Em seu primeiro caso na série, um casal a procura para pedir que encontre a filha, uma atleta universitária que desapareceu. Durante a investigação, Jessica acaba chegando a Killgrave, que ela acreditava estar morto. Diferente da HQ, Kilgrave não tem a pele roxa. No início, inclusive, ele mal aparece e fica sempre encoberto por sombras. Mesmo assim, sua simples presença assusta bem mais do que qualquer vilão fortão de séries como “The Flash” ou “Supergirl”.

Se o embate com Kilgrave fosse físico, Jessica teria chances. Mas é psicológico e, fora a força, Jessica é uma pessoa normal, vulnerável, suscetível a esse tipo de abuso, sobre o qual ganhamos mais detalhes a conta-gotas. O que Kilgrave consegue fazer com suas vítimas é aterrorizante. Ver o Super-Homem em ação é previsível. Ver Jessica Jones, nem um pouco. Tanto pelo fato de ela não ser invencível como pelo fato de não ter só bondade no coração e tomar decisões questionáveis. Ela é uma mistura curiosa de herói com anti-herói. Em vez de tentar salvar Nova York ou o mundo, Jessica quer salvar a si mesma.

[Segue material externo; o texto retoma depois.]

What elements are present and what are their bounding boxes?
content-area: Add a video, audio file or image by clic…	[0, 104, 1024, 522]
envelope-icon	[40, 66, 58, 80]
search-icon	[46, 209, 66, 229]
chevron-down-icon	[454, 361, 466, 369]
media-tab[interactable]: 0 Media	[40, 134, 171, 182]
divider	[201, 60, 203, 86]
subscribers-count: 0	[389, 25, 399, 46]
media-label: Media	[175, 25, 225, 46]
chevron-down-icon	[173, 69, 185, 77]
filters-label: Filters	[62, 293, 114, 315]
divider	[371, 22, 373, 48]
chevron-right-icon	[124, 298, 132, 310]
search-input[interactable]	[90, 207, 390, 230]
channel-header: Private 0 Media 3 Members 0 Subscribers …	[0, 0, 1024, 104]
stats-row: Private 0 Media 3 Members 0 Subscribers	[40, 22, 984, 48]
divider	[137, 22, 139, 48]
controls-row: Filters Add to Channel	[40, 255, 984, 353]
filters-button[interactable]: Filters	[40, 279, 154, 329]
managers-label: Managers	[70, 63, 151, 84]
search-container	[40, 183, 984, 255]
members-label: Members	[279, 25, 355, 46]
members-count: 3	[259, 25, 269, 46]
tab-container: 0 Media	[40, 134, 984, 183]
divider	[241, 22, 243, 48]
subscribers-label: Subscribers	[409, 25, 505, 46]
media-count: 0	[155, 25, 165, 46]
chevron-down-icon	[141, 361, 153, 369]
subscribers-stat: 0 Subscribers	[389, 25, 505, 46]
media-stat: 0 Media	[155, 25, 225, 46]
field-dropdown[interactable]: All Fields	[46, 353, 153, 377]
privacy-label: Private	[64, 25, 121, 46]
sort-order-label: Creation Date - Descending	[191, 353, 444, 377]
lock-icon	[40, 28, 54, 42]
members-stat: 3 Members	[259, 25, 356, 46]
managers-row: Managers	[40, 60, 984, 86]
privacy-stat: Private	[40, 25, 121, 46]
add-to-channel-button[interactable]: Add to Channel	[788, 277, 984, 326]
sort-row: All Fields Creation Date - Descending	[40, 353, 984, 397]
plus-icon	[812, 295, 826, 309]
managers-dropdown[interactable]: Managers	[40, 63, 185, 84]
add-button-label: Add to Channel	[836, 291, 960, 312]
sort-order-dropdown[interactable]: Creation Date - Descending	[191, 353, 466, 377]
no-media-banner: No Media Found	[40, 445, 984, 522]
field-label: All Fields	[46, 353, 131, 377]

Uma boa produção de super-herói precisa de um bom vilão. O de “Jessica Jones” é excelente. Durante a temporada, Jessica enfrenta só um inimigo, mas é um inimigo tão poderoso, que fez tão mal a ela, que você quase torce para que ela não chegue perto dele. É como ver o mocinho procurar o monstro num filme de terror. Sem saber quem está dominado por Kilgrave ou onde ele está, paira um clima de filme de terror na série. O impulso é gritar toda hora para que Jessica não abra a porta ou não vire aquela esquina. Da trilha sonora à paranoia da protagonista e à pouca luz, tudo contribui para deixar a série mais tensa a cada episódio.